As brilliant as Route 66 may have been as a highway before it was replaced by the boring I-40, it is even more magnificent as a marketing concept. Route 66 is commercialism turned back on itself, self-feeding nostalgia for an era when self-promotion meant plastering your logo on 83 roadside signs, building your curio shop in the shape of a tepee or erecting plaster dinosaurs in front of your establishment; for a time when travel meant talking to the local eccentric who owned the town’s diner rather than barking takeout orders in a drive-thru line. (I must confess, though: After gallons of weak diner coffee, I was awfully happy to run across the Starbucks in Flagstaff.) The only thing easier to buy on Route 66 than a Navajo blanket or a chunk of petrified wood is a T-shirt or a postcard branded with the logo of Route 66 itself.

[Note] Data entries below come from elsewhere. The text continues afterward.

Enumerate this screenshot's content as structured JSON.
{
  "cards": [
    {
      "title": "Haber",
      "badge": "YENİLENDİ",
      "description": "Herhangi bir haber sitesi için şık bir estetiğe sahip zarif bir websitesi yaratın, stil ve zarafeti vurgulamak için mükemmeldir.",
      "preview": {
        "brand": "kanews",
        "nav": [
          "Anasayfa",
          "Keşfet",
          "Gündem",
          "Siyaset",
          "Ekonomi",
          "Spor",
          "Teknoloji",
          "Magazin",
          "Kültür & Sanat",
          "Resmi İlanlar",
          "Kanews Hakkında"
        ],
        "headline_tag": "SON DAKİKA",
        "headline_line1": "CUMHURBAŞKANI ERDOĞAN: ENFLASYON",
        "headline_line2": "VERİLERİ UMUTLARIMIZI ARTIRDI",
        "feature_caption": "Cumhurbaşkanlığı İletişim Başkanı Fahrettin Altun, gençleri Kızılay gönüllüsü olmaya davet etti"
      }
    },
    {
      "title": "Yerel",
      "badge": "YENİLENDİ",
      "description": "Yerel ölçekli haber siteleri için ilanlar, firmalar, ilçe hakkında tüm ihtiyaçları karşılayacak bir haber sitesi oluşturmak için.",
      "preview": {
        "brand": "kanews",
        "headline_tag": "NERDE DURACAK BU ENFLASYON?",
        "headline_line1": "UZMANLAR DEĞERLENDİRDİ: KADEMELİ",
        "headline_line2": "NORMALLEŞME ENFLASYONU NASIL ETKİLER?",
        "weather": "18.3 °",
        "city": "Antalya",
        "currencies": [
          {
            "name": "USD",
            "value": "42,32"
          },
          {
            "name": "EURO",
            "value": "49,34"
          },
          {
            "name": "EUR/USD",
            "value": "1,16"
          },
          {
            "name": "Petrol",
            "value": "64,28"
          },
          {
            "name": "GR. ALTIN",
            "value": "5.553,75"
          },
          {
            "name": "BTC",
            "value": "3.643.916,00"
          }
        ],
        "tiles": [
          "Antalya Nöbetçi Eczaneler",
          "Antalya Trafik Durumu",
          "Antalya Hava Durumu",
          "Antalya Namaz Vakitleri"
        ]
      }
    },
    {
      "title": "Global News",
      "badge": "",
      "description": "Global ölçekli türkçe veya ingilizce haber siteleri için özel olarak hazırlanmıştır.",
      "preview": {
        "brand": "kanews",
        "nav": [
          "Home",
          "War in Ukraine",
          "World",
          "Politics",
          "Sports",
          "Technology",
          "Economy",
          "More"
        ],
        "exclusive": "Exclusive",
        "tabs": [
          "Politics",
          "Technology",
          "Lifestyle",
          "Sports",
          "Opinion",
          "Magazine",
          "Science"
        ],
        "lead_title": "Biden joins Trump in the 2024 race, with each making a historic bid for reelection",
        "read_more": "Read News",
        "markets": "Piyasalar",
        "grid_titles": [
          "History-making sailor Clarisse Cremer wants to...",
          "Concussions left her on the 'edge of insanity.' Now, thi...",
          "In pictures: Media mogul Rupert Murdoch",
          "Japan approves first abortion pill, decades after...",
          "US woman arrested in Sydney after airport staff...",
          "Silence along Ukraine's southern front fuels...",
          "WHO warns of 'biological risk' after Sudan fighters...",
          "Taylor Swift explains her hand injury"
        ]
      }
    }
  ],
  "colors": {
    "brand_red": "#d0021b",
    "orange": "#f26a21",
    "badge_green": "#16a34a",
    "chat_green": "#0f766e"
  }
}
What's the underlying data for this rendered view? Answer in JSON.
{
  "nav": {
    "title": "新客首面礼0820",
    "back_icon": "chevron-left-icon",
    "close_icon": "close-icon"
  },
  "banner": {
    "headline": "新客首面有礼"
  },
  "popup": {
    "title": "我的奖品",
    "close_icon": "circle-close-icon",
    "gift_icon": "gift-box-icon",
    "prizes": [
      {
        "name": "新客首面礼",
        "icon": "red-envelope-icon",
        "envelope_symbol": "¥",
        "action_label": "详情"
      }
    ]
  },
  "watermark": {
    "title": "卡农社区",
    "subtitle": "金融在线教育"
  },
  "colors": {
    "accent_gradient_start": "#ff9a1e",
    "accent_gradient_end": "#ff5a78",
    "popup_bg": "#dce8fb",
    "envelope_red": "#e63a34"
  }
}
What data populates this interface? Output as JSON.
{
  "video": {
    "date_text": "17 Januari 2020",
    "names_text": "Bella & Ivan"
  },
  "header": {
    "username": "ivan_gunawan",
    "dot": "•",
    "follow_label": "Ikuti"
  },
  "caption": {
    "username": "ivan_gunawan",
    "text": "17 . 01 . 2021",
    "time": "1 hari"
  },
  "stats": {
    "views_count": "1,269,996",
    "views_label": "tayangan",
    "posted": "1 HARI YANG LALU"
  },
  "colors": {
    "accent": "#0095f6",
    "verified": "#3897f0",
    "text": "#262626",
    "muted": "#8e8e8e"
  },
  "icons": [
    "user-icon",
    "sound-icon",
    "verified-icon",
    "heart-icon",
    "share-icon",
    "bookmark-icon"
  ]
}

We ate Lotaburgers at the New Mexico chain Blake’s Lotaburger — oversize, meaty things that tasted a lot like In-n-Out burgers laced with hot green chiles. We had something called a Hot Hamburger in the architecture-geek mecca Bartlesville, Oklahoma (a longish detour from Route 66), and the massive, gravy-drenched pile of toast, hamburger meat, grilled onions and hand-cut French fries couldn’t have contrasted more strongly with Frank Lloyd Wright’s slender, elegant Price Tower downtown. We had chicken-fried steak, chicken-fried chicken, and something that I think was supposed to be a chicken-fried pork chop, although it was hard to tell if there was actually any meat under all that breading at all. But mostly we ate enchilada dinners, and the best of all, at Joe and Aggie’s Café, a splendid third-generation restaurant in what passes for downtown Holbrook, were so good that we ended up eating their enchiladas again for breakfast the next morning — after we spent the night sleeping in a plaster wigwam in a motel court just down the road.

“You want me to smile?” the waitress asked the old guy at the booth behind ours at Joe and Aggie’s. “Honey, I smile once a day, when I look at myself in the mirror in the morning. You’re just out of luck.”